The identification of wellbeing and private property is so deeply rooted that we cannot absolutely rule out the barbarization of the human environment. But the task of the General Intellect is exactly this: running away from paranoia, creating zones of human resistance, experimenting with autonomous forms of production based on high tech low energy production, and addressing the majority of population with the language of therapy much more than with the language of politics.

Politics and therapy will be the same activity in the coming time. People will feel hopeless and depressed and panicking because they are unable to deal with the post-growth economy, and because they will miss the dissolving modern identity. Our cultural task will be attending those people and taking care of their insanity, and showing them the way of an adaptation, of a happy adaptation at hand. Our task will be the creation of social zones of human resistance, intended as zones of therapeutic contagion. Capitalism will not disappear, from the world landscape, but it will lose its role of all pervading paradigm of semiotization, it will become one of the many forms of social organization. Communism will never be the principle of a new totalization, but one of the possible forms of autonomization from capitalist rule.

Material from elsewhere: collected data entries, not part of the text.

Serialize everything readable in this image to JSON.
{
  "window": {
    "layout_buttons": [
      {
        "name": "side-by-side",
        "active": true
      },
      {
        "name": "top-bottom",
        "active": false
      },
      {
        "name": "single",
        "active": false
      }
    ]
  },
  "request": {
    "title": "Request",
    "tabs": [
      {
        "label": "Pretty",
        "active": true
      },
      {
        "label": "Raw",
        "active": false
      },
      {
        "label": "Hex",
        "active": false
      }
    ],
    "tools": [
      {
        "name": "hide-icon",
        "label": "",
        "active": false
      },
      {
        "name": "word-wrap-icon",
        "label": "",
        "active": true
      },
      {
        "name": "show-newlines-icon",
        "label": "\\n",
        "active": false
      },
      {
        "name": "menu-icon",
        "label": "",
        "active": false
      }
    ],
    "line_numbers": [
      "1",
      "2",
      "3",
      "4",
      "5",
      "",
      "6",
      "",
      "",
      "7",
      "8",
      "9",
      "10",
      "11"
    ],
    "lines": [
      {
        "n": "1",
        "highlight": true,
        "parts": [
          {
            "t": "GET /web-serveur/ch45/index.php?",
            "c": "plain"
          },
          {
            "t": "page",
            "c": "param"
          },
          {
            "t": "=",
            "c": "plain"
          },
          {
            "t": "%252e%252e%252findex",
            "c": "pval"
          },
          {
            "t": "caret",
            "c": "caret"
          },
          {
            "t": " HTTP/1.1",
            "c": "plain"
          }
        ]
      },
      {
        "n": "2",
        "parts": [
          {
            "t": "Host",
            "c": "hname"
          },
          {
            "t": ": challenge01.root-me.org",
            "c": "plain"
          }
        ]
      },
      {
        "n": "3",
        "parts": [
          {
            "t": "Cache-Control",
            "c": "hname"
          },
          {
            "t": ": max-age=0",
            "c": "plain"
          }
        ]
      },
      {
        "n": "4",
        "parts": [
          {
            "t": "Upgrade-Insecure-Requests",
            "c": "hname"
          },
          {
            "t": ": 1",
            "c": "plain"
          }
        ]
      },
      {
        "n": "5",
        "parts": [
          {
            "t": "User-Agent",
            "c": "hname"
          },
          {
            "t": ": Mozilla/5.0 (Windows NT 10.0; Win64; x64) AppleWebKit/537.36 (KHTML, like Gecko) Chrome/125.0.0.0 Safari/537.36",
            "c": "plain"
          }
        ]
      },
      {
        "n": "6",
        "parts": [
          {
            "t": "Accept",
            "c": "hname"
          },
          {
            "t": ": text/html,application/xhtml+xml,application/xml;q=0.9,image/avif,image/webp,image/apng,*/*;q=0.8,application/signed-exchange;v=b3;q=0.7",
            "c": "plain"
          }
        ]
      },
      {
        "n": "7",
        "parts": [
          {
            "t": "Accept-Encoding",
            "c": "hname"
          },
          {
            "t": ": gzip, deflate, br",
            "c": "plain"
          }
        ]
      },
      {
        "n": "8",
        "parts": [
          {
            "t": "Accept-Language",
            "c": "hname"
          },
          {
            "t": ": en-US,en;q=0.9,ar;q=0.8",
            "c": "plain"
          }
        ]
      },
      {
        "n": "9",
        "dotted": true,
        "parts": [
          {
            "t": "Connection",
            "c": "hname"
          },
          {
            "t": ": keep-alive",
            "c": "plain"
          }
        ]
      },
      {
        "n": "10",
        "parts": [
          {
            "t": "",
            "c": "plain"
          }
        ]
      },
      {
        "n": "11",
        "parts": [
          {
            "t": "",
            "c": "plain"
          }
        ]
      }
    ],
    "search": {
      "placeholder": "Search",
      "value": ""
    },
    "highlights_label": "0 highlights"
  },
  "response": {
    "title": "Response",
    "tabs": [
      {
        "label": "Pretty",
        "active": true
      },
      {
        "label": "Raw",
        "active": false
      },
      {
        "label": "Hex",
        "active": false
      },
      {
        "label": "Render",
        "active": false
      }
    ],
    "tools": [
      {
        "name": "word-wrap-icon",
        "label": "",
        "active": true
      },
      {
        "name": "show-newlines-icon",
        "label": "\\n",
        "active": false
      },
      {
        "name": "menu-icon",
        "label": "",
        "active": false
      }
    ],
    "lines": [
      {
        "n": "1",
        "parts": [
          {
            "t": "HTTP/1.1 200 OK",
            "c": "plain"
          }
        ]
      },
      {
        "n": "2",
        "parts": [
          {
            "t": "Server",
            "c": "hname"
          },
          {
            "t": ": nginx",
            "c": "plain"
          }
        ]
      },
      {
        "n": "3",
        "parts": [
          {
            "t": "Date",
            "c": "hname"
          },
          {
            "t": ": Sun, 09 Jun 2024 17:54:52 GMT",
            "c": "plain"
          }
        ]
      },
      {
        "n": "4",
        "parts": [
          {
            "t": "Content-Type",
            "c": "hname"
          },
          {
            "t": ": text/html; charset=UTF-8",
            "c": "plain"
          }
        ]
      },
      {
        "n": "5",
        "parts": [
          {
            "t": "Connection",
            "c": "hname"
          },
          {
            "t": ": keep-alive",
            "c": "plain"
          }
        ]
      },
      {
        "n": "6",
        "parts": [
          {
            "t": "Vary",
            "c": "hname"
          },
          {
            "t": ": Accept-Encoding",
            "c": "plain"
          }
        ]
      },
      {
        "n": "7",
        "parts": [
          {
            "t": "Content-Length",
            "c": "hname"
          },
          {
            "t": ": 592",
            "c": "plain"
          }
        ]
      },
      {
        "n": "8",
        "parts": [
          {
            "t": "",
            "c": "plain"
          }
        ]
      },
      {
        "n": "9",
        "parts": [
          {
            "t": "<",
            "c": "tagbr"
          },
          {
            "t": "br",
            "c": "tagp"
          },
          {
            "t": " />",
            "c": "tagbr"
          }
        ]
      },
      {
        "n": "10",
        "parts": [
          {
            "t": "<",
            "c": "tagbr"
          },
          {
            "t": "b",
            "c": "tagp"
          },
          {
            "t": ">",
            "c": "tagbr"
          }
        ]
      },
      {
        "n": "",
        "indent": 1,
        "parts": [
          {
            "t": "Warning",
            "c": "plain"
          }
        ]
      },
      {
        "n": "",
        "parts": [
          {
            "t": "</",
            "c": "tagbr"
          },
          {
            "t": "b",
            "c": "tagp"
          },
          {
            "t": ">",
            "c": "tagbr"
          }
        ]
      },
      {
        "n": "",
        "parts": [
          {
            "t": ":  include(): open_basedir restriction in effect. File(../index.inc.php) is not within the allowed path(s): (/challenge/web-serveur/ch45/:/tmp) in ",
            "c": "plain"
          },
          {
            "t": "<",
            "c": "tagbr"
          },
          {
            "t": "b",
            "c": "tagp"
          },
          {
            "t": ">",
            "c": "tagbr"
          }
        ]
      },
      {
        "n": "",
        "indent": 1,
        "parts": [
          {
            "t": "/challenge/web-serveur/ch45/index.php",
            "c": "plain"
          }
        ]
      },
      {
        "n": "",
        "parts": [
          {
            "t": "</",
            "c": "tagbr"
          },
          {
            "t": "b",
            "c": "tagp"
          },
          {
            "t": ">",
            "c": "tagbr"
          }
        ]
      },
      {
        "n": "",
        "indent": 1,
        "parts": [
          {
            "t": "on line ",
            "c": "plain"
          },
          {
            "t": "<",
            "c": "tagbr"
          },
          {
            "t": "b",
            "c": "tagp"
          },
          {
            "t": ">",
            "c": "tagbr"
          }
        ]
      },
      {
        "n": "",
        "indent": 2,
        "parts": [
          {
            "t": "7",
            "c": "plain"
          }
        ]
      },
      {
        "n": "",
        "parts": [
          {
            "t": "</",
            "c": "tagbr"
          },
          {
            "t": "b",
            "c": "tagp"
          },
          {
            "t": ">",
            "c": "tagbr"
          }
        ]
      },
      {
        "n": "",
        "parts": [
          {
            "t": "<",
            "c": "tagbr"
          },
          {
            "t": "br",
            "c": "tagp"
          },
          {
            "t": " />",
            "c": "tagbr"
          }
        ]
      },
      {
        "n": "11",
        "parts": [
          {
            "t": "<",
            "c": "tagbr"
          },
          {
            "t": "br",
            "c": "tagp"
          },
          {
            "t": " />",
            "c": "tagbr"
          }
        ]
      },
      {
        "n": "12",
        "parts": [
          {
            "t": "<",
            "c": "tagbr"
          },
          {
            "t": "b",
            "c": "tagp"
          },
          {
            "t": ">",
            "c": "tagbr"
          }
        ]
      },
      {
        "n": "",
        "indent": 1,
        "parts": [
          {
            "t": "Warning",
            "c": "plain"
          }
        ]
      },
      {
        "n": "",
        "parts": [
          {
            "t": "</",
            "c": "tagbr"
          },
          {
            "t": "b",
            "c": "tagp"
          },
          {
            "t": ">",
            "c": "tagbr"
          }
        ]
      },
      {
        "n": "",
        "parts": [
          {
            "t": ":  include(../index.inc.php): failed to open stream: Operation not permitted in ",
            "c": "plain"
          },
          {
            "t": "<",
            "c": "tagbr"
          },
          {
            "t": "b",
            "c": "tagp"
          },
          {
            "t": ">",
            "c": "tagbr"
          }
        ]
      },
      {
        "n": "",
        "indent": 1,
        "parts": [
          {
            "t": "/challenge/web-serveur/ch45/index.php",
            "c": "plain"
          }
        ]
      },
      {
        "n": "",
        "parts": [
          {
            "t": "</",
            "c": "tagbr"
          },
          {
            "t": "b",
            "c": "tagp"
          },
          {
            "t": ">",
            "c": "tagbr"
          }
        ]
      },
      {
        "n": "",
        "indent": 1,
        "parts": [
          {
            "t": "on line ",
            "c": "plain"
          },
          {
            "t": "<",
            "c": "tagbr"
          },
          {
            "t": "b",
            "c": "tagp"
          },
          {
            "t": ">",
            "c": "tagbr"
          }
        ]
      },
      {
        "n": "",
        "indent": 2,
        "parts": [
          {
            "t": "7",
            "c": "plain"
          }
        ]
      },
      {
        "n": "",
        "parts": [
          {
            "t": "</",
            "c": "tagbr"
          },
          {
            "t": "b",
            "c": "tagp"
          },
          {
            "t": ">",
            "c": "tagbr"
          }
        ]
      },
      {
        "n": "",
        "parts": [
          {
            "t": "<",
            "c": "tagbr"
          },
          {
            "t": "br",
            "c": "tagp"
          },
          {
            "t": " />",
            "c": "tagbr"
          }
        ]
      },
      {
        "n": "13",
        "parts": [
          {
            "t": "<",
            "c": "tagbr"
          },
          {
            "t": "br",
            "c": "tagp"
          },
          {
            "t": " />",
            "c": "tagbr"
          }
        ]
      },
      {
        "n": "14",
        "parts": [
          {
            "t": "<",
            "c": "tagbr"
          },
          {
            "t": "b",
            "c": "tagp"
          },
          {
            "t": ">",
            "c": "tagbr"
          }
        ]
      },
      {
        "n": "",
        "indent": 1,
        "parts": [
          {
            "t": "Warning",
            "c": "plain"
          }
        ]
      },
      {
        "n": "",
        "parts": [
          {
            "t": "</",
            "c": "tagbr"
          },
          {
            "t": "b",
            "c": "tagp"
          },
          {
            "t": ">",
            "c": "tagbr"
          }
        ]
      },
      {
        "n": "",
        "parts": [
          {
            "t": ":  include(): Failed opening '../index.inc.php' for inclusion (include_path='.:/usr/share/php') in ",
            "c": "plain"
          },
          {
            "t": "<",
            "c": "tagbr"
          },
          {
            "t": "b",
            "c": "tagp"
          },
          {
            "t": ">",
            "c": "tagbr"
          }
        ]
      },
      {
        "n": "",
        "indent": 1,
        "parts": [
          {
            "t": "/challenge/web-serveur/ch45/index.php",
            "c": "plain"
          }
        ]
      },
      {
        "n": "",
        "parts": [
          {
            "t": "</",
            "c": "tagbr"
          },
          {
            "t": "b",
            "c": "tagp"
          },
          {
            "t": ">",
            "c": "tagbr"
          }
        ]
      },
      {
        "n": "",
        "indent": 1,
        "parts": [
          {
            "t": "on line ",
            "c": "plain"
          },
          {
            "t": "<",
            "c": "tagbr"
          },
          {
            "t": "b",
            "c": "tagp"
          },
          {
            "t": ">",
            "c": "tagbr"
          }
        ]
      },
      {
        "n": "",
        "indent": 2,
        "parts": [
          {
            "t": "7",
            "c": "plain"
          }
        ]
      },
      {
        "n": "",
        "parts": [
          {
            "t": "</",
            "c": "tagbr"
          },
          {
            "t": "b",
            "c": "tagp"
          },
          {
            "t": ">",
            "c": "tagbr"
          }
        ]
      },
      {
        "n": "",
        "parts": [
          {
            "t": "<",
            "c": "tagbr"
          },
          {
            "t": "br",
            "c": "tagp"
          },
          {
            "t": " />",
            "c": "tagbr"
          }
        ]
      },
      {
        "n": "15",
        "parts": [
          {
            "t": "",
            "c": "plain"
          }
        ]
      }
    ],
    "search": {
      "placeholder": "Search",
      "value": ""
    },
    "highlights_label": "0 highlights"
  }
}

In the 1960s Cornelius Castoriadis and his friends published a magazine whose title was: Socialisme ou barbarie. But you remember that in “Rhizome,” the introduction to A Thousand Plateaus, Deleuze and Guattari argue that the disjunction (or…or…or) is the dominant mode of the Western Metaphysics that we are trying to forget. They oppose to this method of disjunction their method of conjunction:

A rhizome has neither beginning nor end, but always a middle, between things, interbeing, intermezzo. The tree is filiation, but the rhizome is alliance, uniquely alliance. The tree imposes the verb “to be”, but the fabric of the rhizome is the conjunction, “and … and … and …” This conjunction carries enough force to shake and uproot the verb “to be” […] to establish a logic of the AND, overthrow ontology, do away with foundations, nullify endings and beginnings (1987).

The process of autonomization has not to be seen as Aufhebung, but as therapy. In this sense it is not totalizing and it is not intended to destroy and abolish the past.

In a letter to Sigmund Freud, the young psychoanalyst Fliess asked when is it possible to consider a therapy over, and the patient can be said ‘you are OK.’ Freud answered that the psychoanalysis has reached its goal when the person understand that the therapy is an unending process. The process of autonomization is an unending process, in the same sense.


References

Deleuze, Gilles and Félix Guattari (1994) What is Philosophy? Trans. Graham Burchell and Hugh Tomlinson.

Deleuze, Gilles and Félix Guattari (1987) A Thousand Plateaus: Capitalism and Schizophrenia. Trans. Robert Hurley, Mark Seem, and

Helen R. Lane. Minneapolis: University of Minnesota Press.

Guattari, Félix (1995) Chaosmosis. An Ethico-Aesthetic Paradigm. Trans. Paul Bains and Julian Pefanis. Sydney: Power Publications.

Kuhn, Thomas (1996) [1962]) The Structure of Scientific Revolutions. Chicago: University of Chicago Press.

Marazzi, Christian (2008) Capital & Language: From New Economy to War Economy. Trans. Gregory Conti. New York: Semiotext(e).